Thursday, 9 December 2010
Patrick Wolf @ Bloomsbury Ballroom
A stranger bunch of people you've never seen – green ink writers the lot of them. There are middle-aged women practically wetting their Tena Ladies with excitement, several people of indeterminate sex, a girl with sparkly silver pipe cleaners for eyebrows and two guys who look like they've just rolled up from the best acid rave you've never been invited to. Next to them stands a smartly dressed man in his sixties while behind him two dudes with glittery black trousers stand chatting to a woman who manages to have red, purple and electric blue hair all at the same time. And she's wearing a clock.
Roll up, roll up for the Patrick Wolf circus. The venue is pretty odd as well. Bloomsbury Ballroom evokes images of Regency glamour, maybe of Virginia Woolf and E.M Forster hosting scandalous parties. The reality is a little more tired: it's peeling a bit around the edges, the carpets in the bar need a going over with a hoover, and the music over the PA is a 'best of' garage and funky house mix tape. Yuck.
Thankfully Wolf lends an air of extravagance to the occasion, as we are ushered into the ballroom proper to be greeted by his band – a mix of the orchestral and the electronic – and the glamorous singer dressed in a red suit, accessorising with a jaunty red corsage. Maybe it's one too many shandies but the velvet curtains suddenly look hopelessly romantic and glamorous. Once the lights are lowered, you can almost convince yourself that you're on the set of Strictly Come Dancing and while nobody is going to be attempting a rumba tonight, the gig has an instant celebratory atmosphere.
After all, a lot has changed in Wolf's life since his last release 'The Bachelor'. He's now in a long-term relationship, has seemingly finished battling depression, and seems to be a thoroughly happy chappy. The difference in sound is evident. Songs from his forthcoming album (due for release in Summer 2011) are chirpy affairs, with lyrics about survival, hope, and keeping the flame alive. He has described them as “music for your first kiss” and “not cheese but happy, pornographic music”.
He's not entirely right. They are a little bit cheesy. But they're also extremely loveable. He's the kind of guy you want to do well, even when he extends a clenched fist into the audience and closes his eyes while singing, suddenly becoming a bit Michael Bolton (to squeals of delight from the crowd). When he warbles about finding “the greatest peace you'll ever know” with his rich caramel voice, and intones that he “won't back down any more”, your heart skips a beat and your brain gets that same mushy feeling you get when you sniff a baby's head. Or maybe that's just me.
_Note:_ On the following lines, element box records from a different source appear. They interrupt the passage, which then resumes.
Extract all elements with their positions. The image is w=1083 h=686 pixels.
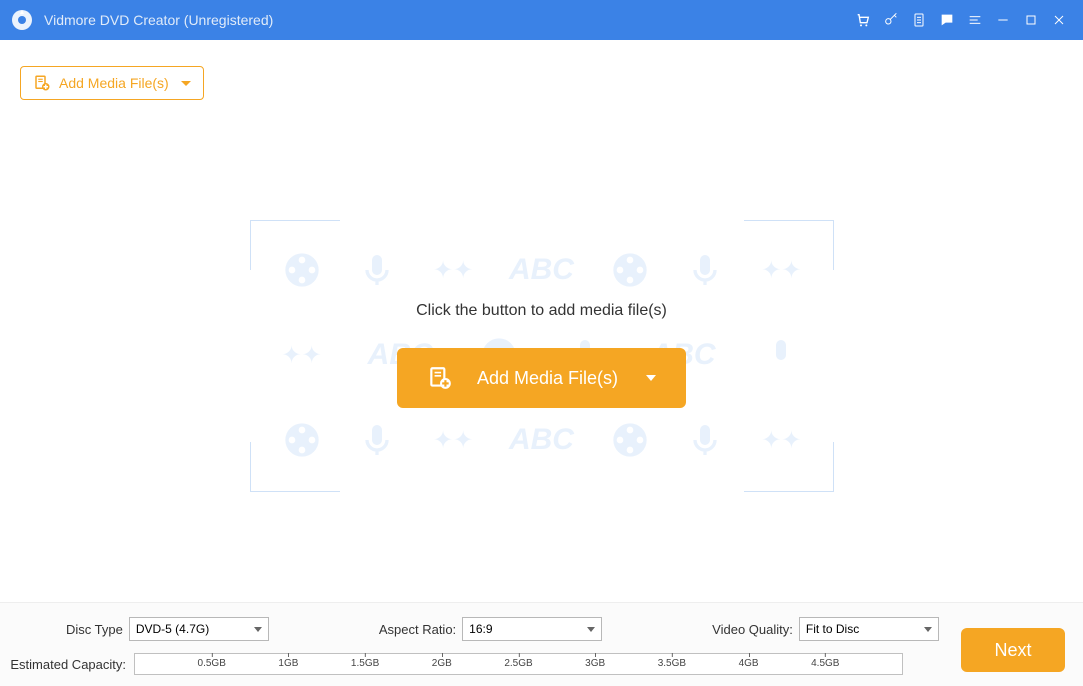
mic-icon bbox=[685, 420, 725, 460]
capacity-tick: 0.5GB bbox=[198, 658, 226, 669]
disc-type-value: DVD-5 (4.7G) bbox=[136, 622, 209, 636]
capacity-tick: 4.5GB bbox=[811, 658, 839, 669]
capacity-tick: 2GB bbox=[432, 658, 452, 669]
abc-text: ABC bbox=[509, 253, 574, 287]
capacity-tick: 4GB bbox=[739, 658, 759, 669]
disc-type-select[interactable]: DVD-5 (4.7G) bbox=[129, 617, 269, 641]
minimize-button[interactable] bbox=[989, 0, 1017, 40]
app-title: Vidmore DVD Creator (Unregistered) bbox=[44, 12, 273, 28]
video-quality-label: Video Quality: bbox=[712, 622, 793, 637]
capacity-tick: 2.5GB bbox=[504, 658, 532, 669]
prompt-text: Click the button to add media file(s) bbox=[416, 302, 667, 320]
cart-icon[interactable] bbox=[849, 0, 877, 40]
aspect-ratio-select[interactable]: 16:9 bbox=[462, 617, 602, 641]
capacity-tick: 3.5GB bbox=[658, 658, 686, 669]
mic-icon bbox=[357, 250, 397, 290]
stars-icon: ✦✦ bbox=[761, 426, 801, 455]
stars-icon: ✦✦ bbox=[433, 426, 473, 455]
film-icon bbox=[610, 420, 650, 460]
stars-icon: ✦✦ bbox=[433, 256, 473, 285]
film-icon bbox=[282, 250, 322, 290]
add-media-large-label: Add Media File(s) bbox=[477, 368, 618, 389]
aspect-ratio-value: 16:9 bbox=[469, 622, 492, 636]
next-button[interactable]: Next bbox=[961, 628, 1065, 672]
video-quality-value: Fit to Disc bbox=[806, 622, 859, 636]
document-icon[interactable] bbox=[905, 0, 933, 40]
next-label: Next bbox=[994, 640, 1031, 660]
stars-icon: ✦✦ bbox=[282, 341, 322, 370]
add-file-icon bbox=[427, 365, 453, 391]
capacity-bar: 0.5GB 1GB 1.5GB 2GB 2.5GB 3GB 3.5GB 4GB … bbox=[134, 653, 903, 675]
video-quality-select[interactable]: Fit to Disc bbox=[799, 617, 939, 641]
toolbar: Add Media File(s) bbox=[0, 40, 1083, 100]
drop-area: ✦✦ ABC ✦✦ ✦✦ ABC ABC ✦✦ ABC ✦✦ Click the… bbox=[0, 220, 1083, 408]
capacity-tick: 1GB bbox=[278, 658, 298, 669]
app-logo-icon bbox=[10, 8, 34, 32]
chat-icon[interactable] bbox=[933, 0, 961, 40]
add-media-small-label: Add Media File(s) bbox=[59, 75, 169, 91]
close-button[interactable] bbox=[1045, 0, 1073, 40]
key-icon[interactable] bbox=[877, 0, 905, 40]
controls-row: Disc Type DVD-5 (4.7G) Aspect Ratio: 16:… bbox=[10, 617, 1063, 641]
titlebar: Vidmore DVD Creator (Unregistered) bbox=[0, 0, 1083, 40]
bottom-panel: Disc Type DVD-5 (4.7G) Aspect Ratio: 16:… bbox=[0, 602, 1083, 686]
menu-icon[interactable] bbox=[961, 0, 989, 40]
mic-icon bbox=[761, 335, 801, 375]
film-icon bbox=[282, 420, 322, 460]
mic-icon bbox=[357, 420, 397, 460]
capacity-label: Estimated Capacity: bbox=[10, 657, 126, 672]
mic-icon bbox=[685, 250, 725, 290]
add-media-button-large[interactable]: Add Media File(s) bbox=[397, 348, 686, 408]
add-file-icon bbox=[33, 74, 51, 92]
chevron-down-icon bbox=[181, 81, 191, 86]
capacity-tick: 1.5GB bbox=[351, 658, 379, 669]
capacity-row: Estimated Capacity: 0.5GB 1GB 1.5GB 2GB … bbox=[10, 653, 1063, 675]
aspect-ratio-label: Aspect Ratio: bbox=[379, 622, 456, 637]
add-media-button-small[interactable]: Add Media File(s) bbox=[20, 66, 204, 100]
capacity-tick: 3GB bbox=[585, 658, 605, 669]
chevron-down-icon bbox=[646, 375, 656, 381]
disc-type-label: Disc Type bbox=[66, 622, 123, 637]
abc-text: ABC bbox=[509, 423, 574, 457]
stars-icon: ✦✦ bbox=[761, 256, 801, 285]
film-icon bbox=[610, 250, 650, 290]
maximize-button[interactable] bbox=[1017, 0, 1045, 40]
Newbie 'The City' – featuring the refrain “I won't let the city destroy our love” – is an ABC-aping anthem about keeping a relationship going during the credit crunch and perhaps best sums up the electronic troubadour's new direction. It's markedly different from 'The Libertine', a protest song featuring lyrics like “The hitch-hiker was bound and gagged, raped on the roadside”. 'The City' is also sort of a protest song, but it's a protest that's nowhere near as angry or bitter: basically it admits that there's nothing that's that worth getting too worked up about if you have someone to snuggle with on the sofa. “I'm sorry, but I just love this song. I could play it for hours,” says Wolf as he goes in for another chorus and the 'Lexicon of Love'-style sax solo wails up again.
Nobody's stopping him. Frankly, he's given us all something to smile about. Even me, bitter, alone and Bridget Jones-esque as I am, find myself smiling at strangers on the tube on the way home. Sadly, they edge away and bury their heads in the Standard.